The conflict in Iraq started a century ago. So did the civil war in Syria. And so did Russia’s dismemberment of Ukraine.
All of those conflicts, and much more, grew out of World War I.
At the turn of the 20th century, Europe was prospering. But on June 28, 1914, 19-year-old Serb nationalist Gavrilo Princip assassinated Franz Ferdinand, heir to the Austro-Hungarian Empire, and his wife Sophie.
The following weeks were filled with ultimatums, plans, and pleas. But governments soon found that “control has been lost and the stone has begun to roll,” as German Chancellor Theobald von Bethmann-Hollweg put it.
Among the Great War's participants, Great Britain enjoyed the best reputation because it was on the winning side and ran the war’s most brilliant public relations operation. Germany’s franchise was in fact broader, though Wilhelmine Germany’s political structure was flawed. Belgium looked to be the most innocent, but its rule killed millions of Africans in the Belgian Congo. France was a revenge-minded democracy. Austro-Hungary was less democratic, but the empire contained important checks and balances within.

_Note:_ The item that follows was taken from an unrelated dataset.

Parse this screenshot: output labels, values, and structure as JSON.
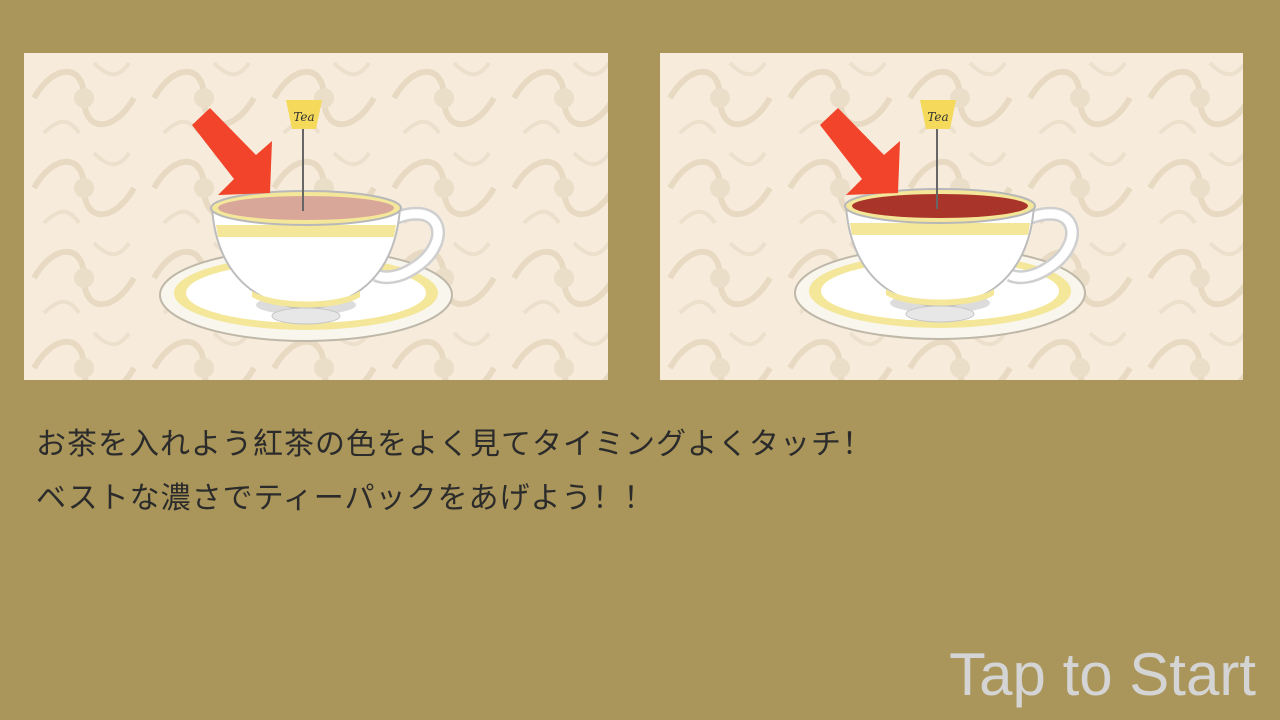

A member of the Entente—the allies that included Britain, France, and ultimately the United States—was the antisemitic despotism of the Tsar. Its protégé, Serbia, backed Princip as an act of state terrorism against Austro-Hungary. The sclerotic and authoritarian Ottoman Empire and Bulgaria completed the Quadruple Alliance, while Romania, Italy, and Japan, joined the Entente.
The United States had nothing at stake in this quarrel. Unfortunately, America’s president, the haughty, sanctimonious, and egotistical Woodrow Wilson, imagined himself as being annointed by God to bring peace to the earth.
With Germany facing defeat, an armistice was reached in November 1918. The vainglorious Wilson enunciated high-minded principles for peace, but was out-maneuvered at the Versailles Peace Conference the following year.
The allies plundered the defeated while dictating a vengeful peace. Like the journey from Princip to World War I, the path from Versailles to Adolf Hitler was long but clear.
Wilson’s hope to reorder the world backfired spectacularly. The potentially reforming empires of Austria-Hungary, Germany, and Russia all disappeared. Eastern Europe was filled with what Germans called Saisonstaaten, or “states for a season.” The allies carved up the carcass of the Ottoman Empire, creating artificial entities like Iraq and Syria.
Economic and social crises afflicted even the victors, while the virulent bacilli of communism, fascism, and Nazism were loosed among the losers. The Great Depression spread misery widely.
A generation later, Europeans went to war again, causing more death and destruction. Today, territorial creations in the Balkans and Middle East continue to implode.
Winston Churchill observed in 1936:
America should have minded her own business and stayed out of the World War. If you hadn’t entered the war, the Allies would have made peace with Germany in the spring of 1917. Had we made peace, then there would have been no collapse in Russia followed by Communism, no breakdown in Italy followed by Fascism, and Germany would not have signed the Versailles Treaty, which has enthroned Nazism in Germany.
The so-called Great War demonstrated that appeasement often works. As I point out in my new Forbes online article:
Political figures routinely intone “Munich” without understanding that episode’s unique circumstances. A little more “appeasement” in the summer of 1914 would have prevented World War I—and its many spinoff conflicts.
Alliances often accelerate hostilities rather than deter conflict. In World War I, the two competing blocs became transmission belts of war. Two gunshots in Sarajevo triggered a conflict that eventually reached America.
War is no humanitarian exercise. Countries practiced “war socialism” and sacrificed civil liberties everywhere.
Intervention usually creates additional problems, begetting more intervention. Most every military step, from World War I to the Iraq invasion, spawned new geopolitical crises and demands for military action.
Today Washington is filled with proposals for new interventions. Most seem unlikely to trigger a new world war. But a century ago no one expected a distant assassination to do so either. Americans should make war truly a last resort.